Got my 401 set up with my Schröder CB-L and there's a warbling on the horns and piano and voices with multiple cartridges. I swapped arms and the sound is pure, no warbling. Any thoughts about what could be wrong with the arm or installation of the arm?

dhcod

I would think that if you could record a test record track, like the 1kHz or 3kHz ones, that might help.
Usually with an ADC (Analogue to Digital Converter.) or with the ADC built into a sound card or microphone input on a PC.

I suppose if it good with the previous/other arm, then I assume we are thinking that the platter speed is not the cause.

From memory the long arm is something 19gm effective mass, and the 9” was 13 or 14 grams. So I don’t think adding the Schroder brass spacer to increase the effective mass is going to be helping.

Does the arm have any visual oscillation ?

If that is not it, then I would have thought that any resonance would have presented as something different than a warble.

Have you reached out to Frank via email? He is pretty responsive.
And I would be interesting in knowing what is happening.

I'm thinking it could be that the turntable is on a wall shelf and it's vibrating because it's sitting on something that's not massive enough. I'll test it today sitting on the hearth.

I'm thinking it could be that the turntable is on a wall shelf and it's vibrating because it's sitting on something that's not massive enough. I'll test it today sitting on the hearth.
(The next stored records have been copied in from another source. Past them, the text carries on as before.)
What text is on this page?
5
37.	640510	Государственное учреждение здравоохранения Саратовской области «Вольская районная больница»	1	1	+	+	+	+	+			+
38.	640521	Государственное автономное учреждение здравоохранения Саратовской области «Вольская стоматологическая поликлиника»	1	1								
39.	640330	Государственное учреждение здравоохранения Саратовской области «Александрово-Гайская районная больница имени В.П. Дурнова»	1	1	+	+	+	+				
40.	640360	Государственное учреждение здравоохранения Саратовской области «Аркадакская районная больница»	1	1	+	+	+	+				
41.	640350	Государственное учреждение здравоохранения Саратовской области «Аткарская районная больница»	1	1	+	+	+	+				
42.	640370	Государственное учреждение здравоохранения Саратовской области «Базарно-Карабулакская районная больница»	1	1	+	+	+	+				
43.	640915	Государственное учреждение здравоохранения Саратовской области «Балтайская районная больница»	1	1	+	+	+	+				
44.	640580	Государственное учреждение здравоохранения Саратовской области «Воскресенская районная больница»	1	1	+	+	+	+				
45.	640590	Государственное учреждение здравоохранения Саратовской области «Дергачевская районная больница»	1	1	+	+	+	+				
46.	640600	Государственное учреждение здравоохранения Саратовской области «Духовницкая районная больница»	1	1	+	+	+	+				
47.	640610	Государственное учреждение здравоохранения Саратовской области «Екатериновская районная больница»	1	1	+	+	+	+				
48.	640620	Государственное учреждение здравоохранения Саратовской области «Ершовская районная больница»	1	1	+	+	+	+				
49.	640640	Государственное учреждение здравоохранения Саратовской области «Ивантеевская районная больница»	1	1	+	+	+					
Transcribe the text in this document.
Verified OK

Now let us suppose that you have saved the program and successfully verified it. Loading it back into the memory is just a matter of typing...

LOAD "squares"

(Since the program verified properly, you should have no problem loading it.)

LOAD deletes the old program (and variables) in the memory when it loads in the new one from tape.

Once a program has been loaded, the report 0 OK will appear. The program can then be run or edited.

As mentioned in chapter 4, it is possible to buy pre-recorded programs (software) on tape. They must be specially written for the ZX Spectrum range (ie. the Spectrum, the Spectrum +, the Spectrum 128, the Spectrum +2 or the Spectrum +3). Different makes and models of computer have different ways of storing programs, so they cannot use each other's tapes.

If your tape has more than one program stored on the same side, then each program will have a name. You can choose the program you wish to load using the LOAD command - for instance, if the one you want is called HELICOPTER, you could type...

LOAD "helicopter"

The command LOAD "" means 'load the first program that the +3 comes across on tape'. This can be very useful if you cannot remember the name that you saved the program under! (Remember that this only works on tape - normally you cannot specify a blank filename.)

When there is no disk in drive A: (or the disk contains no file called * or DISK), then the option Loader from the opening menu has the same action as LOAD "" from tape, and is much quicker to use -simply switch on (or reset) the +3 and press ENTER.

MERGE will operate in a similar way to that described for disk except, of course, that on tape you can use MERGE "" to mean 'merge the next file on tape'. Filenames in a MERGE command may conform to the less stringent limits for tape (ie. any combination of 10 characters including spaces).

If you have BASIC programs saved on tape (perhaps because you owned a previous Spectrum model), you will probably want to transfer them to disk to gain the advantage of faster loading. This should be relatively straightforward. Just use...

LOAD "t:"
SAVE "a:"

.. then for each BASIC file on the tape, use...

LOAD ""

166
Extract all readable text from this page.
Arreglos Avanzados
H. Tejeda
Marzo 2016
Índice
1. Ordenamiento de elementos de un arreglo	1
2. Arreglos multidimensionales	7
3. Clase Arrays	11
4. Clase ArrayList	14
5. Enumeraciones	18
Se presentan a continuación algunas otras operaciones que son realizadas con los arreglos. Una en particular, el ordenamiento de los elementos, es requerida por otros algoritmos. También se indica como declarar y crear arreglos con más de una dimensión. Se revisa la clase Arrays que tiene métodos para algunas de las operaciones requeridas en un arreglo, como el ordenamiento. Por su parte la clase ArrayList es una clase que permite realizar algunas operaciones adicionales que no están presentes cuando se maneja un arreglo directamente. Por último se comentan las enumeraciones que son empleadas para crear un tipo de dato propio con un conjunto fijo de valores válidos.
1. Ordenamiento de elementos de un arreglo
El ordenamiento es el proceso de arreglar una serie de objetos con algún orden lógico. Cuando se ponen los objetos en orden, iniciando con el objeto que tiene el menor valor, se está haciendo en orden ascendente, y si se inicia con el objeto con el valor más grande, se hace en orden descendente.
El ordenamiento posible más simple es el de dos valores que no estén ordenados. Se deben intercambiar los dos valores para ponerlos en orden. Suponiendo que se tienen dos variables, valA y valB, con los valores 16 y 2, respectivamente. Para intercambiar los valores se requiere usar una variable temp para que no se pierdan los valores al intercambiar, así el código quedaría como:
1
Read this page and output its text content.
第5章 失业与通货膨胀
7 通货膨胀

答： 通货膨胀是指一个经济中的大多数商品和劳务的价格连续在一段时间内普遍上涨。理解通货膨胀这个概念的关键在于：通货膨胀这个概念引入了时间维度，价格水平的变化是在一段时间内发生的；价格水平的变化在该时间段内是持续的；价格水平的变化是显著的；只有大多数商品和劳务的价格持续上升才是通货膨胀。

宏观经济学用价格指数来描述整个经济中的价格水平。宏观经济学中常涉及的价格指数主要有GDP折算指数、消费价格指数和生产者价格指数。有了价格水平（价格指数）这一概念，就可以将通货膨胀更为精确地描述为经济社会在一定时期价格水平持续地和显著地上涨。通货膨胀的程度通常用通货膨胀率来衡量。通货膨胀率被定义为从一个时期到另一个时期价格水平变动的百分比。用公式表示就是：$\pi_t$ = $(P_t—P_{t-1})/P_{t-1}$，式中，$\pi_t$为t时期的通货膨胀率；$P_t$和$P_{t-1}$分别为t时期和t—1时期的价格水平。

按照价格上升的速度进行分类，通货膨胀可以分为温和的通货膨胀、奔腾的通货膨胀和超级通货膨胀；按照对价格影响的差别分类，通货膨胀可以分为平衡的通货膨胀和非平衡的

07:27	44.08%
Only affecting one arm and not the other?

 

To understand if there is a low frequency resonance of the system:

  • If we knew whether the cartridges were high, medium, or low compliance would help.
  • And also the effective mass of the other arm, and whether the effective mass of the CB-L is correct at 19gm.

 

Some ‘reflected’ high frequency resonance in the arm:
I am unsure how one would get a low frequency warble, but some IMD of a high frequency resonance might be possible.

 

This is getting well beyond me, and hence the suggestion to reach out to Frank.

No, both arms- just in a different way.

I just put it on the hearth and the warble in one and the distortion in the other are gone. And now I've returned it to the wall shelf without the discs under the fat spikes so the spikes go right into the wood of the shelf and I lowered the spikes to their lowest level to reduce any play in the shel. It's about 60% better but still warbling and the other arm is distorting again. Or mistracking or whatever it actually is.

This table may be going away until we move in a couple years to somewhere I can fit a proper massive stand.

No, both arms- just in a different way.

ahh…

That makes much more sense now.

 

Do you have say a CD player?

If that is playing, and you lay the hands upon the hearth or shelf, can you feel it jumping to the beat?

Maybe you need a safe cracker with sand papered fingertips? 😉

I was thinking was it was AM on the cart causing the amplitude to beat up and down.
If it is the deck itself, then the thing speeding up and slowing down would cause a frequency modulation, and that would also warble.

I would still suggest a short capture of a sound file as a way to see which one it is.
Then knowing the nature of the effect, we should be able to find the causal mechanism.